Sunday, February 26, 2017

It's Been Ten Years, Half My Life

So.  It is 1am.

February 26, 2017.

What the hell am I doing?

I'm sitting here. Being stressed out for who knows why.

There are a lot of things in this world that I understand.  There are a lot of things in this world that I do not understand.  Chief among that latter list is me.  Plain and simple. I don't understand me.

I need to figure this shit out.  Like stat.

I have a wife.  I have a kid.  Rumor has it that I have another kid on the way. 

Hopefully this works out better than a few months ago, but that is another story for a different day.
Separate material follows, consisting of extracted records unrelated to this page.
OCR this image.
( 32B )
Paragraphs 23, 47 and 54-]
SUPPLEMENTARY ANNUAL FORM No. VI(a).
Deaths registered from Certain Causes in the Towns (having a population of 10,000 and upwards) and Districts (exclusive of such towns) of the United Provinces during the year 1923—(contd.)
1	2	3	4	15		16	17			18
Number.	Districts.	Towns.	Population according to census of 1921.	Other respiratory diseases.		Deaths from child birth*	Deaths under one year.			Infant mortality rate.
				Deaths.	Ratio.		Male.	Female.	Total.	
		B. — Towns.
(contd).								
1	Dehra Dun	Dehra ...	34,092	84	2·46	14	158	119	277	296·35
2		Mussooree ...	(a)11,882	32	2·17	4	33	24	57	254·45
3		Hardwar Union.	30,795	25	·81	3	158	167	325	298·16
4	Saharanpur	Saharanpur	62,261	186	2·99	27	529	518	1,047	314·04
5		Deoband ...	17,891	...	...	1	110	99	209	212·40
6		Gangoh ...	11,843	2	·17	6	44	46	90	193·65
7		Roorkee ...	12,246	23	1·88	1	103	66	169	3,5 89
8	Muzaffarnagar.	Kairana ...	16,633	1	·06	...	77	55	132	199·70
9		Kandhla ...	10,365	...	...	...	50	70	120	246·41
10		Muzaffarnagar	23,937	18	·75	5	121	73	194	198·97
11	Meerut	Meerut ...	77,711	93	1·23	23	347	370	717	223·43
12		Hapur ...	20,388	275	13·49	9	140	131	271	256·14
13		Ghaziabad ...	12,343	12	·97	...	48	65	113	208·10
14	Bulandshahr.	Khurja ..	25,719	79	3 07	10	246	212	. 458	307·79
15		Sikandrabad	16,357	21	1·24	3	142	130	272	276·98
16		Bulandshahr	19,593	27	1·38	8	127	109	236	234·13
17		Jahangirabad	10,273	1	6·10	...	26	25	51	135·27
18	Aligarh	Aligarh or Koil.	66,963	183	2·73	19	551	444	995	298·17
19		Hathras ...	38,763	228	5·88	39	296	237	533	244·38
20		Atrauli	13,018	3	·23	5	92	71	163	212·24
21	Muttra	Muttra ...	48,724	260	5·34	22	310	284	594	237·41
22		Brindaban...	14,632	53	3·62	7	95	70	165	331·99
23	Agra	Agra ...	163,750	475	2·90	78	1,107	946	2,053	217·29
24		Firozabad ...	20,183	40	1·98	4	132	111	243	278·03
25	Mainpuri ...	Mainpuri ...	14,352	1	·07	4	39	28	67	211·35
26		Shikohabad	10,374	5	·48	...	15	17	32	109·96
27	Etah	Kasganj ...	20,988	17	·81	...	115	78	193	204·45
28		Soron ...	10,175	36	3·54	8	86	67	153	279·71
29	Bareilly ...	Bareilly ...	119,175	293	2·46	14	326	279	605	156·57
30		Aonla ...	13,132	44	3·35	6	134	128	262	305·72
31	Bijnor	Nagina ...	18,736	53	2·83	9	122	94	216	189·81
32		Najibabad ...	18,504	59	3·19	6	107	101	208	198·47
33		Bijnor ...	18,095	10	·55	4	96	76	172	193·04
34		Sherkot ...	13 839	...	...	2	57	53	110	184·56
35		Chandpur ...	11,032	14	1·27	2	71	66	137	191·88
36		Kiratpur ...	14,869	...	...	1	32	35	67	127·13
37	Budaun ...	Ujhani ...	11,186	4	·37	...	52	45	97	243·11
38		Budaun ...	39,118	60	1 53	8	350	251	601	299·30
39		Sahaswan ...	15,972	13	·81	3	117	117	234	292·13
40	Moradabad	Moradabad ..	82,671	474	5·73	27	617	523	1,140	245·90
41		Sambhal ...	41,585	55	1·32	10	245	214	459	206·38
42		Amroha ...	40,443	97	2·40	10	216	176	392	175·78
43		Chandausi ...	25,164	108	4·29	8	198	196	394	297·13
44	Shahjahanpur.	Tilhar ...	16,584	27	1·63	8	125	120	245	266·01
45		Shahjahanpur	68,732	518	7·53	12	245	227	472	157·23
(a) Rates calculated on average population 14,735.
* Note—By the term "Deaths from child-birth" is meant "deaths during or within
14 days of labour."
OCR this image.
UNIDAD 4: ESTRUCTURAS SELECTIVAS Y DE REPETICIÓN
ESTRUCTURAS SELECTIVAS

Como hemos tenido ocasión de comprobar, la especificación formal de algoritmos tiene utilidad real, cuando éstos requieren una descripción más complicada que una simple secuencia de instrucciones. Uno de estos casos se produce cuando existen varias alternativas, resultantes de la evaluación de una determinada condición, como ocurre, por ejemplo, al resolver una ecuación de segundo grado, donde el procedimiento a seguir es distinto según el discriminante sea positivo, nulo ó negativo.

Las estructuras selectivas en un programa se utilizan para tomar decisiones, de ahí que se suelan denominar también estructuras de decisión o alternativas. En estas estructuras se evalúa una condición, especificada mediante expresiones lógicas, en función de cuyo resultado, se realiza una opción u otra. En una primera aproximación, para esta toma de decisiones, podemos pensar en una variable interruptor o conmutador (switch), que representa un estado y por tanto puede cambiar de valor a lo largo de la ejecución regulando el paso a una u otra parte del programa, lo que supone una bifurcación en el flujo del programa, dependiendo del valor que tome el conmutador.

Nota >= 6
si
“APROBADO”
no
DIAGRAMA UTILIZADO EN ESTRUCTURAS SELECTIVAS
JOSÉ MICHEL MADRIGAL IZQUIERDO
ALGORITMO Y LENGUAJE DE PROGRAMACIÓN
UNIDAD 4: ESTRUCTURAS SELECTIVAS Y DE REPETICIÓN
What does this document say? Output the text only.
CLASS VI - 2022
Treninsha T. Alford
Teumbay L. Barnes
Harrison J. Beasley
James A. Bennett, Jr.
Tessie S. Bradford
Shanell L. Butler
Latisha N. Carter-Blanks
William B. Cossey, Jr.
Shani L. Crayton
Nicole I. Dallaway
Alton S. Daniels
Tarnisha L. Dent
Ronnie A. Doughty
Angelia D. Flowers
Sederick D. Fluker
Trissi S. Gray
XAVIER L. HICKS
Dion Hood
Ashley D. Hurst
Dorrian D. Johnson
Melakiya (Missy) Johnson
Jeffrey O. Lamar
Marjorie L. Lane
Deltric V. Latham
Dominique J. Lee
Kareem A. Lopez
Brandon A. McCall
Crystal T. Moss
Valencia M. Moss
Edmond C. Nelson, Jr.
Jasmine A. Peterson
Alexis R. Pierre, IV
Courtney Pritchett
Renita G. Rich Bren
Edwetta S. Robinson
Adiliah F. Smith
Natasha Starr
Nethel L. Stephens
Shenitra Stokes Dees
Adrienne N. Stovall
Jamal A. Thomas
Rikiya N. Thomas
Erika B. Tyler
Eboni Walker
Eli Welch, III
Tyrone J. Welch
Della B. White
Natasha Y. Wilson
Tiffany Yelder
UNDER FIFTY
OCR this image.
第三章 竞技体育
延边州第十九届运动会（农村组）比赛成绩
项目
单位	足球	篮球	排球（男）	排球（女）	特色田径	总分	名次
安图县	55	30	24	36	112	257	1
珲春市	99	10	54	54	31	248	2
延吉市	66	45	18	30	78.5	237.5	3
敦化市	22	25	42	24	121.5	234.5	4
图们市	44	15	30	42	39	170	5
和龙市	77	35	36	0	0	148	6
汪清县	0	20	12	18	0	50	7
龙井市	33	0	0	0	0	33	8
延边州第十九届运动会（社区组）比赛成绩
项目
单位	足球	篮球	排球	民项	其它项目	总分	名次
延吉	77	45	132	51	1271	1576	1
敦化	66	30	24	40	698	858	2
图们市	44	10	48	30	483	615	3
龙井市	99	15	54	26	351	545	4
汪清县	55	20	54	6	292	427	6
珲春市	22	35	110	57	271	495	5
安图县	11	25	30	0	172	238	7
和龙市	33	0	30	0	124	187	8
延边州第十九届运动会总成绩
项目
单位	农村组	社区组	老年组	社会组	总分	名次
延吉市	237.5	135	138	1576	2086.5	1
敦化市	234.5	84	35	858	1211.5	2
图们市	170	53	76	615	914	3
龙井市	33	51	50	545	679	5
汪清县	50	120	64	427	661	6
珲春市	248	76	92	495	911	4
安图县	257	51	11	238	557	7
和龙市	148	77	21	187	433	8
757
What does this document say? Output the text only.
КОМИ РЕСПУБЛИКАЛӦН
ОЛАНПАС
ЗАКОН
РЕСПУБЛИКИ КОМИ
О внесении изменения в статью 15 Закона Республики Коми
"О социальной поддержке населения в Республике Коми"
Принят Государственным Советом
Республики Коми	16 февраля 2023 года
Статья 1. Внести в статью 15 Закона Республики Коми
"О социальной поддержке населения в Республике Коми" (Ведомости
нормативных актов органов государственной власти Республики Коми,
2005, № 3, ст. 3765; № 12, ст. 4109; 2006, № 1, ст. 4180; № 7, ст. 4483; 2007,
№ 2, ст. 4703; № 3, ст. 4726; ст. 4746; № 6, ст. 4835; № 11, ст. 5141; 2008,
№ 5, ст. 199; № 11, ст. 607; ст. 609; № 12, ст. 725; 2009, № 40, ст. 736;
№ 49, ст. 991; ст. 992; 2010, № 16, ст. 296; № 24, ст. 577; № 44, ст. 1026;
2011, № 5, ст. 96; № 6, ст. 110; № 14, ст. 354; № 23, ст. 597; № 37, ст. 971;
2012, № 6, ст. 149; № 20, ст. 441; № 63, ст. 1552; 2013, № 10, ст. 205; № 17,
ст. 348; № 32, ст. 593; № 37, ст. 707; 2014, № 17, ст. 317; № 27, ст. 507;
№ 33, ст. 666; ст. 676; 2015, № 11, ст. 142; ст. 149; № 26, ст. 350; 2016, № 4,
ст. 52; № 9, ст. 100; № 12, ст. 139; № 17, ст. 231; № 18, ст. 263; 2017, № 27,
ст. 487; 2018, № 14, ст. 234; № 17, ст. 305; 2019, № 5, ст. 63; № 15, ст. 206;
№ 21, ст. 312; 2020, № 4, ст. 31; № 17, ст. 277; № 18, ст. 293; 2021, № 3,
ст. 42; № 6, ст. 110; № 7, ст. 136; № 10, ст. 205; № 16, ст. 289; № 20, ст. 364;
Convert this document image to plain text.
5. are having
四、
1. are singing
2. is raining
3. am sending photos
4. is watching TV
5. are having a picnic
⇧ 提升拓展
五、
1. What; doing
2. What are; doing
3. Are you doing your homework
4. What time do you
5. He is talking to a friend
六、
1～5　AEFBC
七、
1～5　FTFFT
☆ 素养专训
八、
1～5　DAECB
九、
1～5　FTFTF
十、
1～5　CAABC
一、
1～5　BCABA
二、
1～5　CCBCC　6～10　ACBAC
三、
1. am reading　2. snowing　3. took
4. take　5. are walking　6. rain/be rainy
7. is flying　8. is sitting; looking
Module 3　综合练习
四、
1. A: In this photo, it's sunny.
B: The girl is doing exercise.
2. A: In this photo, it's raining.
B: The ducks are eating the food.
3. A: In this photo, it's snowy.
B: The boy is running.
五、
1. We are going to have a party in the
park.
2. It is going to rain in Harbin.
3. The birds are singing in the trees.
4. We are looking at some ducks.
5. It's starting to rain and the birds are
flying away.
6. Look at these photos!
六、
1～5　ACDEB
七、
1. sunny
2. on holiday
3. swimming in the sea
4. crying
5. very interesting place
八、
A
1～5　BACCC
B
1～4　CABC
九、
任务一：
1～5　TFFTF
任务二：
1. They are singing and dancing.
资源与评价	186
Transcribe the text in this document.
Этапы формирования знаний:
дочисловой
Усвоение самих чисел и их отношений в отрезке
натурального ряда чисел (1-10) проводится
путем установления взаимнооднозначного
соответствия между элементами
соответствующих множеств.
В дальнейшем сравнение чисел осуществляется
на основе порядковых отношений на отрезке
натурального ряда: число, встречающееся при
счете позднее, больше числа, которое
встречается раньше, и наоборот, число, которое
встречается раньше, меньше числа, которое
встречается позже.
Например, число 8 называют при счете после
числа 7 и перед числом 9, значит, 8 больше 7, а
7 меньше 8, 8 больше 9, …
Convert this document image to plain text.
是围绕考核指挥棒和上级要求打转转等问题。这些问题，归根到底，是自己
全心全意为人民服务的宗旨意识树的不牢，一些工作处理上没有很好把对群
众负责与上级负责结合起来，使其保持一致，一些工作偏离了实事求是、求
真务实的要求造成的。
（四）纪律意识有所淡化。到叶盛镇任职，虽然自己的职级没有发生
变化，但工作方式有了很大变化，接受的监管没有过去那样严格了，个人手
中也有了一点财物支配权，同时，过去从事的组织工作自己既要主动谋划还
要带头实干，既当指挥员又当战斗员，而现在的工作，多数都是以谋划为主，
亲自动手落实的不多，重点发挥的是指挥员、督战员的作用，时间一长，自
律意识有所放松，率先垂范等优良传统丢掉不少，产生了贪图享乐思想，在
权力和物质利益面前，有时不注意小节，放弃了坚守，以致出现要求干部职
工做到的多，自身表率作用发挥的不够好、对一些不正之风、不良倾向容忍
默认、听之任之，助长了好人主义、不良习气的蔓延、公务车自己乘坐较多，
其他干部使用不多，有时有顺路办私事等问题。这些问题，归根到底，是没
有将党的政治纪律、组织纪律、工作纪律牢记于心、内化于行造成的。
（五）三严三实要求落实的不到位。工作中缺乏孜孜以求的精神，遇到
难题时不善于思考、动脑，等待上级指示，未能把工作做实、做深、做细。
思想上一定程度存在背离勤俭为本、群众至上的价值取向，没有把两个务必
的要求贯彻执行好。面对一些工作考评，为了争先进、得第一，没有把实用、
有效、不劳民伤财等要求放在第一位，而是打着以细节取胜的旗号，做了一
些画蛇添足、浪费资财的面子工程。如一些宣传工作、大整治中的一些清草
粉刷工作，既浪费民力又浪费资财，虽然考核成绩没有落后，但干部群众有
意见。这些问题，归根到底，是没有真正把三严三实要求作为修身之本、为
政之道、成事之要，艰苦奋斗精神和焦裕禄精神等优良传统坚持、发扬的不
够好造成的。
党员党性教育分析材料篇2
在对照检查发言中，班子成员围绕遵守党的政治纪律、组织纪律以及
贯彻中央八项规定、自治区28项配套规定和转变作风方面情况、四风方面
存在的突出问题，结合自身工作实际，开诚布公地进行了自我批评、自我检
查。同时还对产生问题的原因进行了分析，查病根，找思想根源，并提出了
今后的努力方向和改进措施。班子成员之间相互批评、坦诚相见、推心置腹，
It's been almost 34 years that I have been wandering on this planet.  If you go read through the archive here (well, eventually. I'm still missing several hundred entries from years past.), it would seem that my wanderings have mostly been aimless.

*NEWSFLASH*
They have been.

I honestly am not good at planning for a future.  I'm trying to start a business from home so I can quit the job I have now. Honestly, it is going rather well, I just feel like I don't have the time or motivation to work on it.  Take today for instance...I would rather research 15-20 year old Windows Operating Systems than work on my business.  Or work on my real job.

What is wrong with me?

I struggle to keep focused on whatever task is at hand in favor of whatever takes my interest at the time.

How much of that is exhaustion? Probably a lot.

Doesn't help that I feel like I've spent the better part of the last ten years getting dumber.  The wife said you tend to absorb the traits of the people you spend time with, and well...I've spent a lot of time with the people I work for.  Well.  Let's just say my feeling dumber and dumber with each passing day might not come as a shock.